La tarde abre su pasmo grisáceo como decorado maligno, la ropa en el armario destila una armonía parecida a la voz de los ancianos que están prontos a morir. La mujer muerta no llega, ha dejado que sus manos se adelanten hasta acariciar la espalda, ha arrastrado su vestido deshecho como pierna rota.

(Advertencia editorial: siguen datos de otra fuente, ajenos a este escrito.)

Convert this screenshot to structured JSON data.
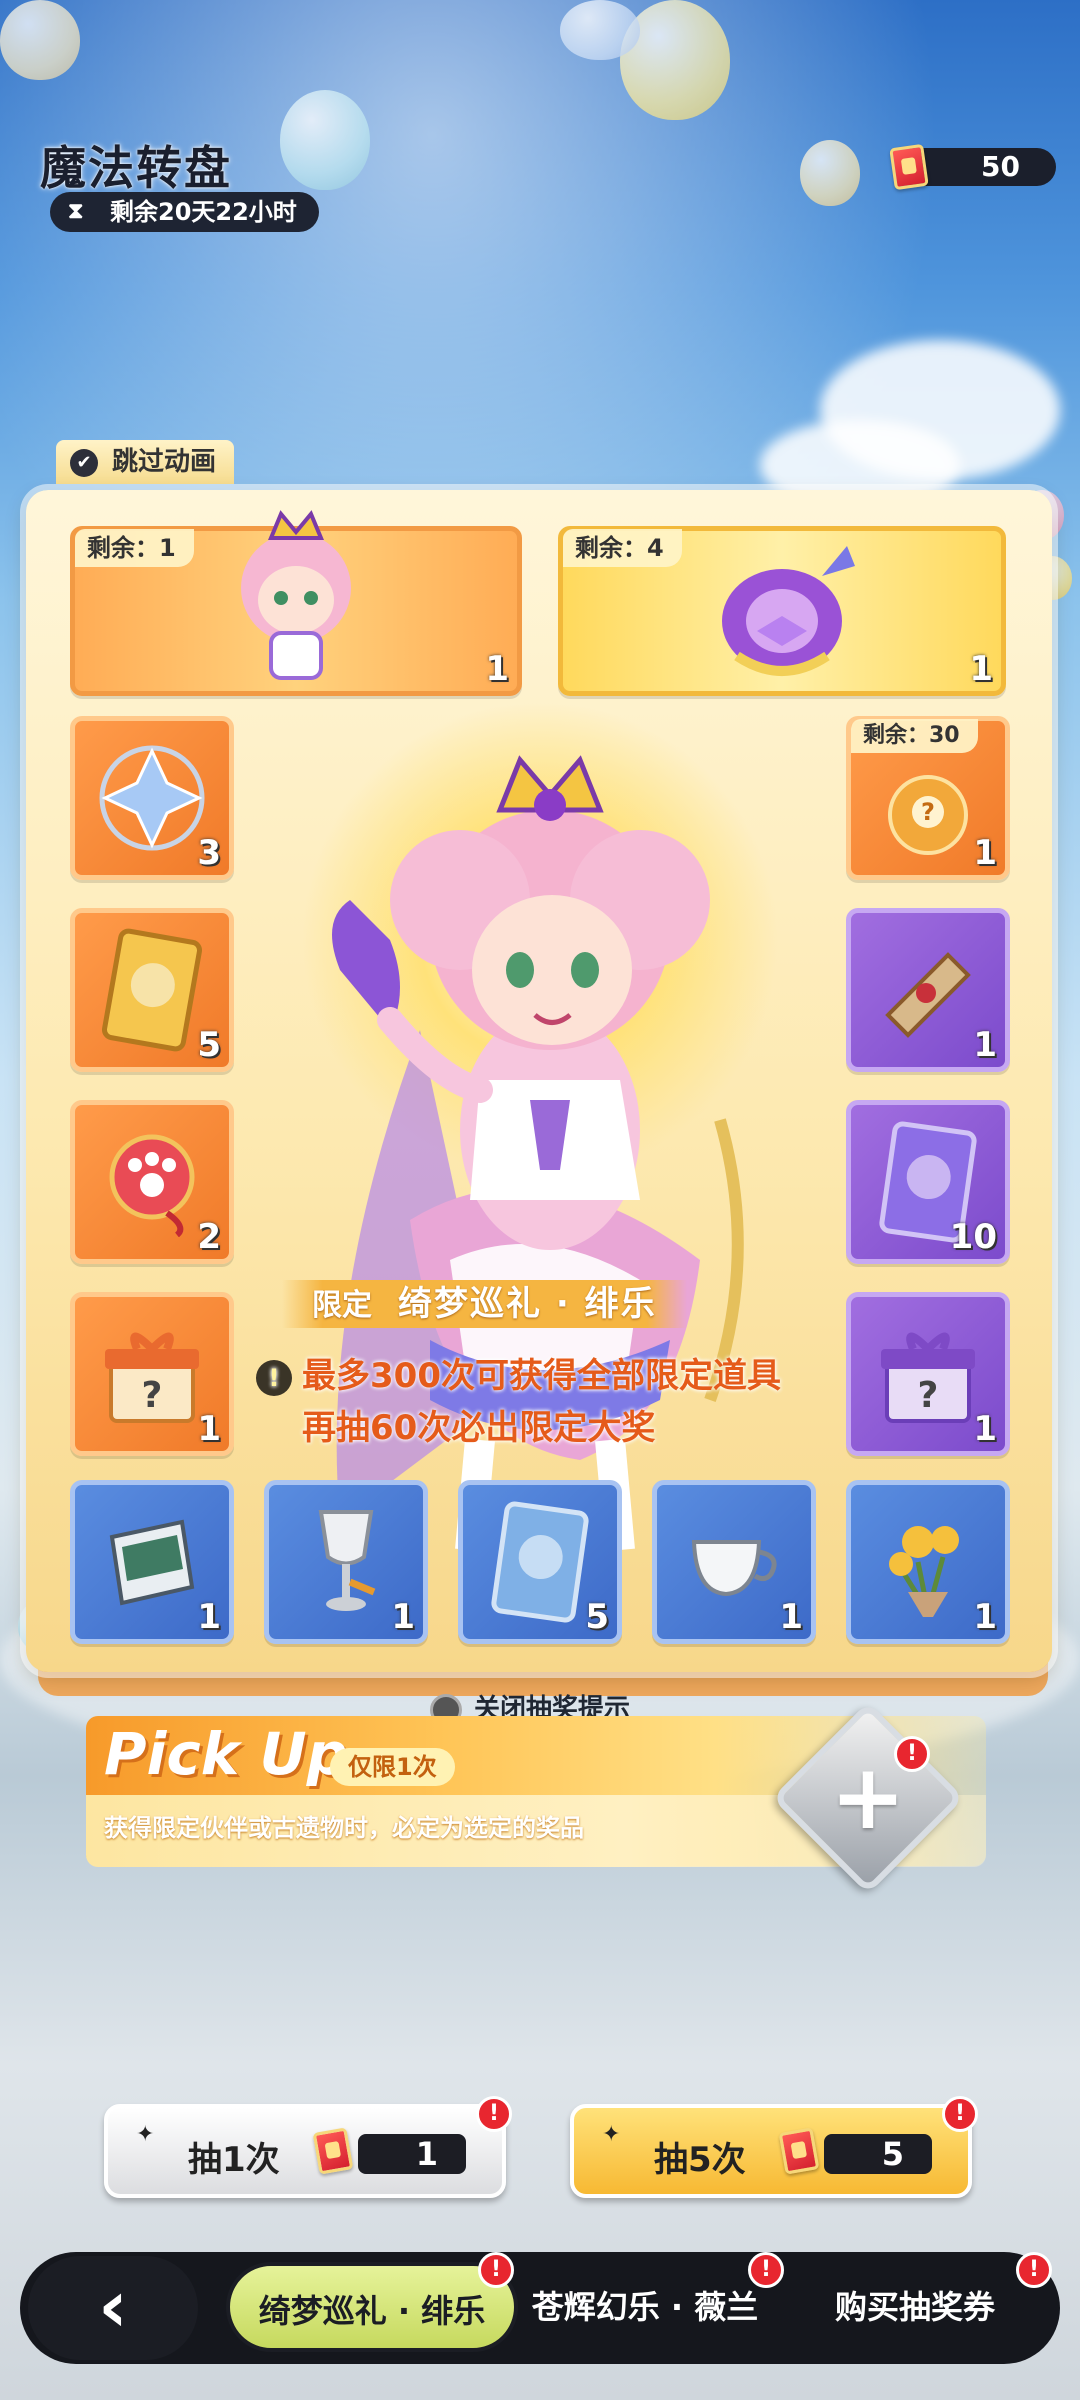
{
  "header": {
    "title": "魔法转盘",
    "timer": "剩余20天22小时",
    "currency": "50"
  },
  "skip_animation": "跳过动画",
  "top_rewards": [
    {
      "name": "chibi-character",
      "remaining": "剩余：1",
      "count": "1"
    },
    {
      "name": "crown-relic",
      "remaining": "剩余：4",
      "count": "1"
    }
  ],
  "left_items": [
    {
      "name": "crystal",
      "count": "3"
    },
    {
      "name": "gold-card",
      "count": "5"
    },
    {
      "name": "paw-compact",
      "count": "2"
    },
    {
      "name": "mystery-box-orange",
      "count": "1"
    }
  ],
  "right_items": [
    {
      "name": "potion-orb",
      "count": "1",
      "remaining": "剩余：30"
    },
    {
      "name": "scroll",
      "count": "1"
    },
    {
      "name": "purple-card",
      "count": "10"
    },
    {
      "name": "mystery-box-purple",
      "count": "1"
    }
  ],
  "bottom_items": [
    {
      "name": "book",
      "count": "1"
    },
    {
      "name": "goblet",
      "count": "1"
    },
    {
      "name": "blue-card",
      "count": "5"
    },
    {
      "name": "teacup",
      "count": "1"
    },
    {
      "name": "flower-bouquet",
      "count": "1"
    }
  ],
  "limited": {
    "tag": "限定",
    "name": "绮梦巡礼 · 绯乐"
  },
  "notice": {
    "line1": "最多300次可获得全部限定道具",
    "line2": "再抽60次必出限定大奖"
  },
  "close_hint": "关闭抽奖提示",
  "pickup": {
    "title": "Pick Up",
    "badge": "仅限1次",
    "desc": "获得限定伙伴或古遗物时，必定为选定的奖品",
    "badge_mark": "!"
  },
  "draw": {
    "one_label": "抽1次",
    "one_cost": "1",
    "five_label": "抽5次",
    "five_cost": "5",
    "mark": "!"
  },
  "nav": {
    "back": "‹",
    "tab1": "绮梦巡礼 · 绯乐",
    "tab2": "苍辉幻乐 · 薇兰",
    "tab3": "购买抽奖券",
    "mark": "!"
  },
  "colors": {
    "accent_orange": "#f07a29",
    "accent_purple": "#7c4bcc",
    "accent_blue": "#3d6ac8",
    "alert_red": "#e8262f",
    "warning_text": "#e55b1a"
  }
}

No hace ruido, no tiene piel…

Aparece a ratos para decirnos que volverá después.

 

 

  

De la tristeza

Sin embargo el alma está tranquila, pero se siente débil, tiene un sueño extraño en las pupilas y quisiera hablar pero no puede. Cuando alguien está triste platica con un fantasma niño, no percibe el tiempo, no mira que la tarde se evapora a paso tardo; camina como desasido de su cuerpo y siente que el cielo se viene abajo con todo y sus estrellas.

Tras el pecho corren palomas asustadas, los músculos han ido a descansar a un bosque marchito; bajo el abdomen se ha cavado una tumba líquida.

Debajo de los puentes hay un pedazo de río que nadie mira, sobre las azoteas, el viento arrastra plantas muertas. El alma es buena, pero eso no es suficiente para que esté contenta: entre sueños, apenas ve que alguien ha trazado en su corazón hermosas figuritas de ceniza.

El ánimo espera un momento que no llegará nunca; aguardará mirando el mar, entornará la puerta.

Hincha los ojos, ensordece la voz, hace que los instantes sean siglos que pasan en muletas. Es una filosofía de grillos, una religión solitaria y nocturna.

La tristeza tiene su ingeniería precisa, sus paredes son altas, sus estancias frías, y cuando el alma la padece pierde fuerzas, respira profundo, se desintegra.   

 

 

Datos vitales

 Leopoldo Lezama Contreras (México D.F, 1980) es poeta, ensayista y editor. Ha colaborado con numerosas revistas, suplementos culturales y antologías al interior y exterior del país. Ha trabajado en el Fondo de Cultura Económica y en Random House Mondadori. Es coordinador del libro Perduración de la palabra, Antología de poetas de la Facultad de Filosofía y Letras de la UNAM, México, UNAM, 2008.  Actualmente está a cargo del taller de creación literaria de la Asociación de Escritores de México y es colaborador de la Gaceta del Fondo de Cultura Económica.